The problem can be put like this: how do we find an interpretation for all such locally bound lexical items that is consistent with the absolute universality of the language of thought? What kind of semantics would allow us to declare that the “referential component” is universal to humans? It can’t be a semantics that simply assigns a unique entity to each such term, on pain of assigning the same entities to terms no matter the location of the individual in question—people from the jungles of the Amazon don’t have a name for London! Clearly we need a semantics that provides a uniform inner linguistic structure that combines with a contribution from the local environment. One way to do this would be to suppose that the innate language contains interpretation-free terms as well as interpretation-bound terms; the free terms pick up reference from the way the individual is contingently embedded in the world. The genes supply these initially meaningless terms, which are common to everybody, in order to allow for the future possibility of local reference, relying upon the embedding of the individual to provide them with an interpretation. Thus a single symbol S in the language of thought can come to refer in one land to London and in another land to a certain Amazonian village, having no intrinsic fixed meaning at the outset. We could call this the “interpretation-free component”—the part of the lexicon that requires a suitable embedding before it acquires any meaning.
But there is another approach, akin to this one but without the assumption of initial meaninglessness, namely that the innate language of thought is heavily indexical. The form of this type of theory allows us to say that the lexical component is universal and semantically interpreted, while accepting that not everyone shares the same range of references. What we have is a universal language that gets tied down to particular entities by virtue of the context in which that language finds itself located. Semantically it’s like the word “I”: everyone has the same indexical word but context determines to whom it refers. Names are then introduced on the back of indexical expressions, as in, “Let ‘London’ denote this city”, where the name “London” is not part of the genetically given language of thought but the demonstrative “this city” is. The Amazonians and us share the underlying indexical apparatus but not the local terms that are subsequently tied to it. This solves the problem of reconciling linguistic universality with referential locality: the language is universal but its referential interpretation is local. The words of the language mean the same thing for everyone everywhere, but context links these words to different entities (which can subsequently be given names). Thus there is no interpretation-free (meaningless) component to the innate language, yet words of this language can receive different referential interpretations in different environments. That is how the genes solved the problem of parochial reference in a common language: they invented indexical semantics. Some sort of mutational and selective history led to a semantic structure that can deliver variation from uniformity, thus preserving the commonality of the language while combining it with referential diversity. The apparatus is common to all humans, though that apparatus gets applied to different entities in different contexts. It is the apparatus that is encoded in the genes, but that apparatus allows for non-genetic factors to fix reference in specific contexts. Thus the indexical component of the language of thought is what enables us to solve the problem of referential diversity.

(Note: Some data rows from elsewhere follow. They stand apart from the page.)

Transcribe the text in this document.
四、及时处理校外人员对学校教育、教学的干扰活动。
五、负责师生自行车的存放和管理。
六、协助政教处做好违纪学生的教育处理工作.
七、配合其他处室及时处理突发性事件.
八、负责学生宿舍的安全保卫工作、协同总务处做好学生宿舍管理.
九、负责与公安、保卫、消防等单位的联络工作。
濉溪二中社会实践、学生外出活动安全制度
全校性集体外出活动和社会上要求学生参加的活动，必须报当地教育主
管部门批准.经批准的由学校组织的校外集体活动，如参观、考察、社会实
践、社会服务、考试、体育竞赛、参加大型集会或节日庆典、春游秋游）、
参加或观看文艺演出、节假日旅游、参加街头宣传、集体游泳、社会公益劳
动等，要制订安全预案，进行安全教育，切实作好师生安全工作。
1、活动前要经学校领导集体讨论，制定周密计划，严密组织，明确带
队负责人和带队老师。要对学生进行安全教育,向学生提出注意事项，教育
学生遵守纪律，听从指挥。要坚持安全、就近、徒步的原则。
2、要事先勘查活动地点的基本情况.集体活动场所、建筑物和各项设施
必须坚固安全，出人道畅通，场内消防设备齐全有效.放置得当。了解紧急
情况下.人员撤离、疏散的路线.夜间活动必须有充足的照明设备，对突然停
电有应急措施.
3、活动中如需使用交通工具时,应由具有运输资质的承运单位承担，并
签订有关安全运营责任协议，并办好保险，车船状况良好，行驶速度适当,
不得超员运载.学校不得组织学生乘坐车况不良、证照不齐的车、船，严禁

What is the evidence for the indexical theory of the language of thought? The indexical character of natural languages of course: natural languages are heavily indexical, and this reflects the character of the underlying language of thought. I won’t repeat all the arguments for recognizing the ubiquitous role of indexical expressions in natural languages (all natural languages); my point is just that the role of indexical expressions in solving the problem of universality is mirrored in the manifestly indexical character of spoken languages. Arguably, natural languages cannot perform their referential function without relying on indexical reference; it turns out that the underlying language of thought could not exist without a similar reliance. The use of an indexical apparatus is what is needed to make that language both biologically universal and environmentally variable. The lexical component needs an indexical component if it is to be possessed by all humans alike. Natural languages make this component visible. We are born indexical thinkers. 
 Thus the language of thought will not be a context-free logical language like first-order predicate calculus; it will be a context-dependent indexical language exhibiting the semantics of content and character in the style of David Kaplan.